Será inevitable que en la mente de las personas y sobre todo de los chavales aparezca cada vez con mayor frecuencia la necesidad de alguna forma de orden, de estructura, que reintegre el caos de la disolución inducida y de las conciencias líquidas, de manera que acostumbrados a la transgresión como método, podría suceder que el mecanismo se activase contra sus mismos creadores, donde no estaba previsto, y que se dirigiese a la última transgresión que queda: el nazismo.

Es éste el último tabú, capaz de seducir con su mitologías y sus oscuras pero deslumbrantes simbologías un entero mundo juvenil, en búsqueda de una transgresión extrema a la “libertad del caos”.

Y he aquí que la fascinación oscura de la Orden Negra, el ángel de la muerte con su espada flamígera como el símbolo deslumbrante y vengador de una vida que parece insoportable y estúpida.

La Orden Negra, alguna forma nueva de Orden Negra quizás pigmentada de otra forma, podría parecer el refugio, el lugar acogedor en que el instinto encuentra un camino y la violencia gratuita adquiere en el laberinto hipnótico del subconsciente una cierta forma de significado y satisfacción.

Esto debería sin embargo asustar a quienes tienen las palancas con las que manipular el mundo y las conciencias.

Poe ello surge una duda: que la evocación actual de la Orden Negra, mucho más allá de sus dimensiones reales, sea el enésimo recurso de quien, gnósticamente, sabe que no puede seguir existiendo más que nutriéndose de las larvas de conciencias atrofiadas y erosionadas, a través de espectros que resurgen continuamente para perpetuar el propio “Orden Caótico”.

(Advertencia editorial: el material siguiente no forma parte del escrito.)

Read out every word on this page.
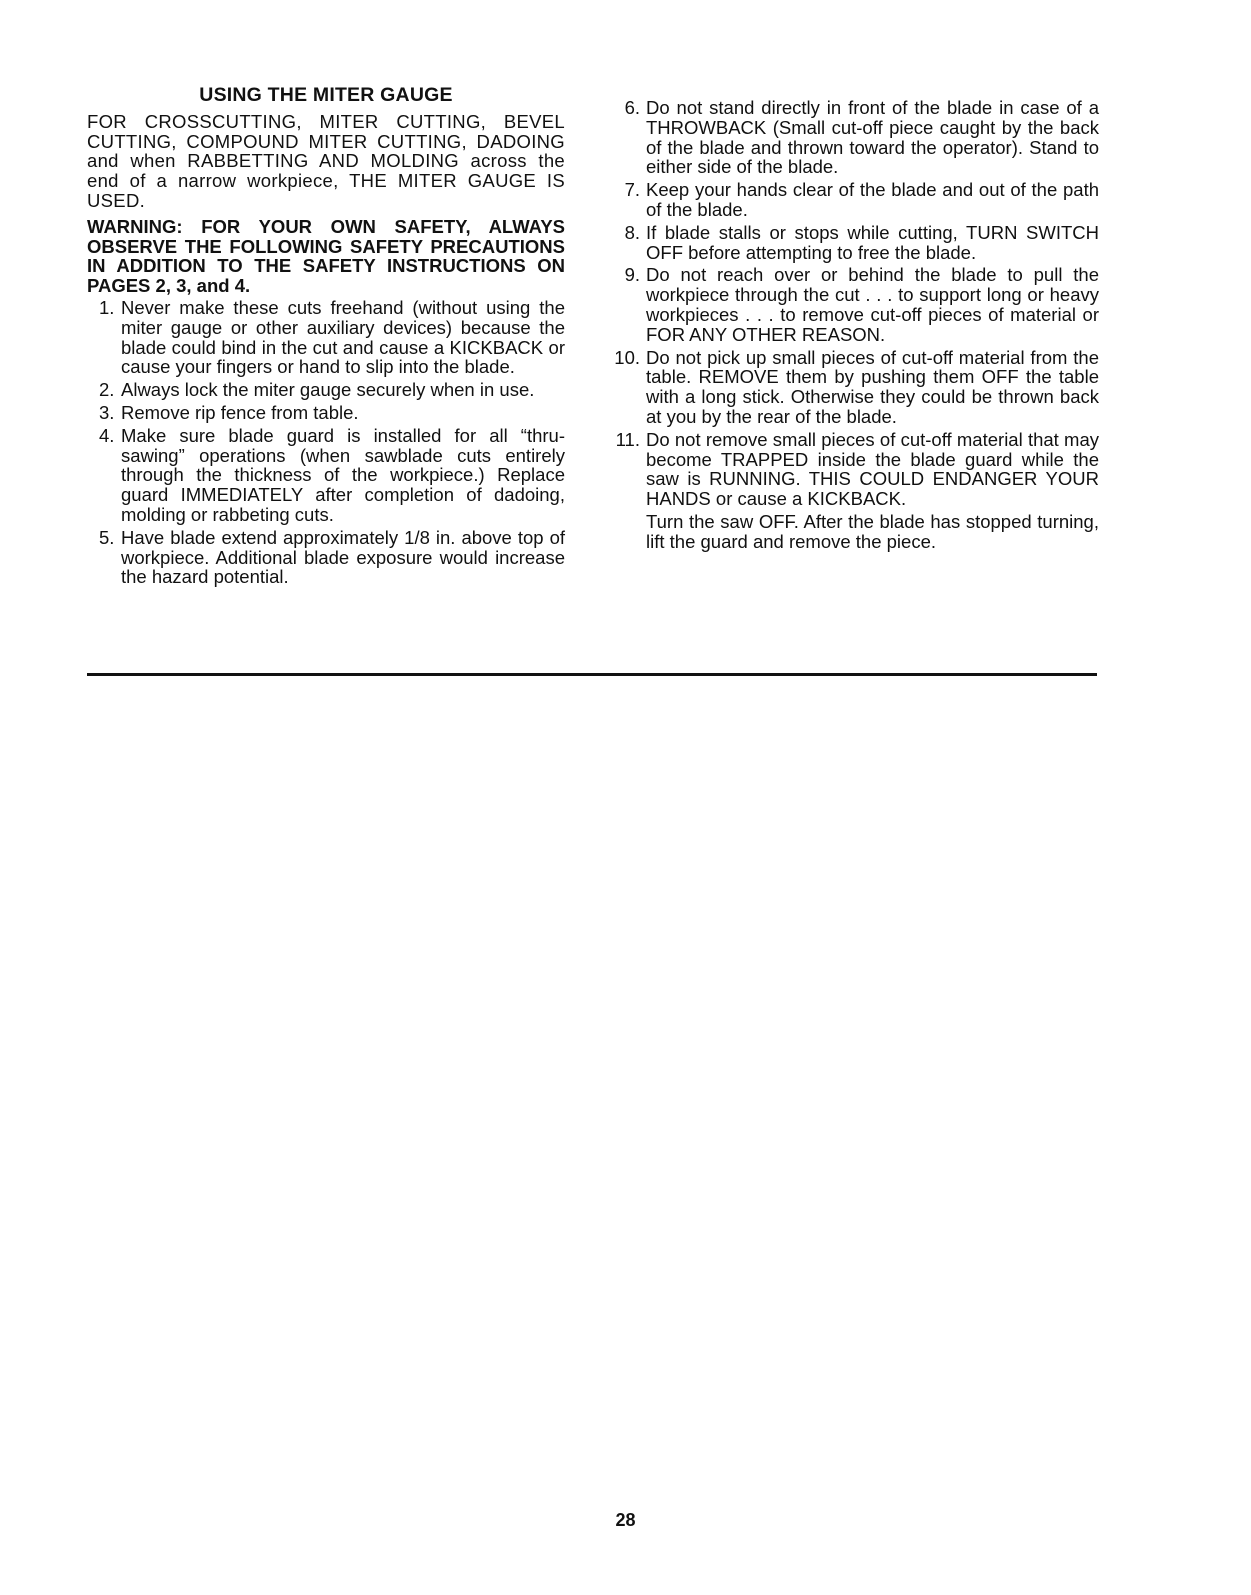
USING THE MITER GAUGE

FOR CROSSCUTTING, MITER CUTTING, BEVEL CUTTING, COMPOUND MITER CUTTING, DADOING and when RABBETTING AND MOLDING across the end of a narrow workpiece, THE MITER GAUGE IS USED.

WARNING: FOR YOUR OWN SAFETY, ALWAYS OBSERVE THE FOLLOWING SAFETY PRECAUTIONS IN ADDITION TO THE SAFETY INSTRUCTIONS ON PAGES 2, 3, and 4.

1. Never make these cuts freehand (without using the miter gauge or other auxiliary devices) because the blade could bind in the cut and cause a KICKBACK or cause your fingers or hand to slip into the blade.
2. Always lock the miter gauge securely when in use.
3. Remove rip fence from table.
4. Make sure blade guard is installed for all “thru-sawing” operations (when sawblade cuts entirely through the thickness of the workpiece.) Replace guard IMMEDIATELY after completion of dadoing, molding or rabbeting cuts.
5. Have blade extend approximately 1/8 in. above top of workpiece. Additional blade exposure would increase the hazard potential.
6. Do not stand directly in front of the blade in case of a THROWBACK (Small cut-off piece caught by the back of the blade and thrown toward the operator). Stand to either side of the blade.
7. Keep your hands clear of the blade and out of the path of the blade.
8. If blade stalls or stops while cutting, TURN SWITCH OFF before attempting to free the blade.
9. Do not reach over or behind the blade to pull the workpiece through the cut . . . to support long or heavy workpieces . . . to remove cut-off pieces of material or FOR ANY OTHER REASON.
10. Do not pick up small pieces of cut-off material from the table. REMOVE them by pushing them OFF the table with a long stick. Otherwise they could be thrown back at you by the rear of the blade.
11. Do not remove small pieces of cut-off material that may become TRAPPED inside the blade guard while the saw is RUNNING. THIS COULD ENDANGER YOUR HANDS or cause a KICKBACK.

Turn the saw OFF. After the blade has stopped turning, lift the guard and remove the piece.

28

Que, en resumidas cuentas, la enfatización de un espectro, el nazi, sirva para desviar las contradicciones del propio sistema, descargando las propias culpas y así purificando el propio mundo de toda responsabilidad en la violencia.

Tengan cuidado éstos de no exagerar, de no llegar al punto en que esta sociedad aparezca tan podrida a muchas personas como en los tiempos de Weimar. Estos aprendices de brujo, que no evoquen fuerzas que luego no consiguen controlar.

O al menos que después no se hagan las víctimas.